Question

Every 15 minutes we read 250 XML files. Each XML file is an element. Each element (xml file) is composed of 5 sub-elements and each sub-element has 400 counters.

All those counters will be used for formulas and aggregations. What's the most efficient way of storing this data into tables, in this case t-sql tables?

Data can look like this. This is one XML file, there are 249 more like this:

[Element 1]
 - [Element 1-1]
   - [Counter 1]: 54
   - [Counter 2]: 12
   - [Counter 3]: 6
   - ...
   - [Counter 400]: 9
 - [Element 1-2]
   - [Counter 1]: 43
   - [Counter 2]: 65
   - [Counter 3]: 98
   - ...
   - [Counter 400]: 12
 - [Element 1-3]
   - [Counter 1]: 43
   - [Counter 2]: 23
   - [Counter 3]: 64
   - ...
   - [Counter 400]: 1
 - [Element 1-4]
   - [Counter 1]: 4
   - [Counter 2]: 2
   - [Counter 3]: 8
   - ...
   - [Counter 400]: 12
 - [Element 1-5]
   - [Counter 1]: 43
   - [Counter 2]: 98
   - [Counter 3]: 2
   - ...
   - [Counter 400]: 12
Was it helpful?

Solution

The maximum number of columns in a regular table is 1024 (see here), so you can't put 2,000 columns in one table.

That basically leaves two options:

  1. Store each sub-element separately, with 400 columns (along with other identifing infromation, such as elemnt, data/time, and so on).
  2. Use an entity-attribute-value model (EAV) model, with one row per element, sub-element, and value.

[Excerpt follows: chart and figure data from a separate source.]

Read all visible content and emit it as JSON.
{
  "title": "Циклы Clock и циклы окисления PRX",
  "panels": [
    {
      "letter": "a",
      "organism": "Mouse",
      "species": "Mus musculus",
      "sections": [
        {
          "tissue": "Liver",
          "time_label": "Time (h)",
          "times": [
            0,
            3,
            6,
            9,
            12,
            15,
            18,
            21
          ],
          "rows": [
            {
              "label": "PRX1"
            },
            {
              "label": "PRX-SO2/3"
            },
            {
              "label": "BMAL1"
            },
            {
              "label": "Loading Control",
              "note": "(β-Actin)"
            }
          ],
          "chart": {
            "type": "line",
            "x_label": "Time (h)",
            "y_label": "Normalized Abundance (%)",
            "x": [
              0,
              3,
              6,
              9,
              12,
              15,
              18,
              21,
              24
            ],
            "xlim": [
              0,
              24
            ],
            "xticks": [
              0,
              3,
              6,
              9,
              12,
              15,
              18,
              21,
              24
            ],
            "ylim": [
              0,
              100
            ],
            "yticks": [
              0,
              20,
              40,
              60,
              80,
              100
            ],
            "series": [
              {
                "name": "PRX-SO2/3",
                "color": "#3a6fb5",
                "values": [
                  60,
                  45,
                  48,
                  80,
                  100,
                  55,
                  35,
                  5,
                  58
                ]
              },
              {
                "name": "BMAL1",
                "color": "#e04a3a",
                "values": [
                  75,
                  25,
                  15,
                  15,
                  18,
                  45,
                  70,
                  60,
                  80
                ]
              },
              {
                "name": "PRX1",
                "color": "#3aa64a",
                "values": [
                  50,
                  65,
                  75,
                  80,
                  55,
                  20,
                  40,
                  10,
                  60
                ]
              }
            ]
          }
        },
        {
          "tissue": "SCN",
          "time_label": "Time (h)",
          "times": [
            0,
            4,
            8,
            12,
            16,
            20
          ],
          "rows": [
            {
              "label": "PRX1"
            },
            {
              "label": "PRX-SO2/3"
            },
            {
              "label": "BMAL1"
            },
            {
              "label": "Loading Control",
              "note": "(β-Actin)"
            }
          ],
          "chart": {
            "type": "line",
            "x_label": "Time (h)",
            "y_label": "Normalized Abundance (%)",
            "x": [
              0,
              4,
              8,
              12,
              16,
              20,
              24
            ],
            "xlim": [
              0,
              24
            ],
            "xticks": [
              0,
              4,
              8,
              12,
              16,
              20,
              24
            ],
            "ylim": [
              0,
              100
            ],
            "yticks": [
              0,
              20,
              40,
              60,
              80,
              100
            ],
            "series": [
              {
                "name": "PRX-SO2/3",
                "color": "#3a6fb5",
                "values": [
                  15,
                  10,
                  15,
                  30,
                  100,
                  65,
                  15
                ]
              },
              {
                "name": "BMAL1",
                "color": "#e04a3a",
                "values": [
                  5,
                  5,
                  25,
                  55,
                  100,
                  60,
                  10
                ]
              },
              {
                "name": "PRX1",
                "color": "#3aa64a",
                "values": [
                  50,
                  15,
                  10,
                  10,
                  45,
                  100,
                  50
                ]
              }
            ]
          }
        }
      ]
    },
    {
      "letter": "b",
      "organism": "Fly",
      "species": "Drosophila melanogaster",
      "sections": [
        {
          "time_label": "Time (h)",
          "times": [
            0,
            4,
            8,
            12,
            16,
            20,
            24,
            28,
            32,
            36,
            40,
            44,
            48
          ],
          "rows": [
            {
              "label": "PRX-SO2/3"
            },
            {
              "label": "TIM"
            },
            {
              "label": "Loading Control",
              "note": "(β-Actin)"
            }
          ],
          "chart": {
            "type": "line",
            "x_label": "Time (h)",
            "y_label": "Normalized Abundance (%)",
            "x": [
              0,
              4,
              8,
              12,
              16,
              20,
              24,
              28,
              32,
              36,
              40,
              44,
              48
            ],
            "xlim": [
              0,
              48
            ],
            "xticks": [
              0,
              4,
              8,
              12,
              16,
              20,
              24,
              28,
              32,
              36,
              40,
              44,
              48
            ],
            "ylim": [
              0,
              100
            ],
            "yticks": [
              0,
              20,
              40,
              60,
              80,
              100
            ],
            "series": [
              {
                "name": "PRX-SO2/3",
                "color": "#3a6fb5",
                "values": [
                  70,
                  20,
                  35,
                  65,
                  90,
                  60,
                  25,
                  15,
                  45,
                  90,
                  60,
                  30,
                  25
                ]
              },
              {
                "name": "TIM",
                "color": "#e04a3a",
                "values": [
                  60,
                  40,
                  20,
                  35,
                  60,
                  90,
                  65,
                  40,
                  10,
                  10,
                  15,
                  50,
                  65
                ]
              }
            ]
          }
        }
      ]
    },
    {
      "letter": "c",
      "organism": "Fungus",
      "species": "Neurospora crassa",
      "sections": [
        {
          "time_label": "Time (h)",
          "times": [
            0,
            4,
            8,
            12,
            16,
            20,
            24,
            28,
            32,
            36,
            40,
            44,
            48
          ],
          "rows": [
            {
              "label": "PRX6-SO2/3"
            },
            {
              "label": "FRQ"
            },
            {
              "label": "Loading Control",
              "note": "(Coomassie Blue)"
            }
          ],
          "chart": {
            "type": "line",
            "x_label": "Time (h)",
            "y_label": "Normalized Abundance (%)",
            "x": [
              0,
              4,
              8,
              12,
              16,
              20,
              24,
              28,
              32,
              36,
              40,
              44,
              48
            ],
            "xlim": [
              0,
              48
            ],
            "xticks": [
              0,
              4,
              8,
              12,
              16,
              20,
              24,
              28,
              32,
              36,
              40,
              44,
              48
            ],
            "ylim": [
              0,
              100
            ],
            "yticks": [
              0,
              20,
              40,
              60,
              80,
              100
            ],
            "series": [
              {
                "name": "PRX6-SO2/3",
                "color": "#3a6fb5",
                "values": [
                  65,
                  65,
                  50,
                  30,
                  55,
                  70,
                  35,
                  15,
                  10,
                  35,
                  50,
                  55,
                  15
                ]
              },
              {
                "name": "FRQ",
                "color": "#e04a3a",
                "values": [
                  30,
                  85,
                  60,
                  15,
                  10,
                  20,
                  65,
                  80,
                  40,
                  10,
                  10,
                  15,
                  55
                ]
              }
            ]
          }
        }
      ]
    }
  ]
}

In general, I would lean toward storing one row for each sub-element. This would be especially true if the following are true:

  • The columns for each sub-element represent the same thing ("have the same name").
  • The columns for each sub-element have the same type.
  • The sub-elements always have all 400 columns.

If the columns are typically different, then I would think about an EAV model or a hybrid model.

Whether you need separate tables for Elements and Subelements depends on how the results are going to be used. For a complete data model, you might want to include them. If you are "just" doing numerical analysis on measures in the loaded data and not using the data for other purposes (archiving, reporting), then these entities might not be necessary.

OTHER TIPS

Looks like you can use an integer

I would just read and write a row at time

element int
subelement tinyint 
counterID smallint 
counterValue smallint

If you need to limit counterID to 1-400 you could do that with a trigger or a FK

select element, subelement, count(*) as count, min(counterValue ), max(counterValue )  
  from table 
 group by element, subelement

A (note: not "the") right way, mapping the hierarchy to relations with constraints:

Element { elementid, elementnumber }

Unique over the combination of columns, with the id being the PK. If you need to track the data historically, maybe use a timestamp for the id, such as smalldatetime.

Subelement { elementid, elementnumber, subelementnumber }

Unique over the whole set, with the first two columns being FKs, their combination making a PK.

Counter { elementid, elementnumber, subelementnumber, counternumber, counter }

Unique over the whole set, with the first three columns as FKs, their combination making a PK.

All the core data exists in counter, and is constrained by the other tables' values. If you fill it in, "root to leaf," the PK/FKs will be neatly satisfied, you'll have smaller tables to group and join by, and if you want to chomp on a whole mess of values, queries on Counter, with a couple WHERE clauses, will get the job done.

If you know you'll never have more than 250 elements, a tinyint should do for the element number and subelement number, with smallint handling the counter number.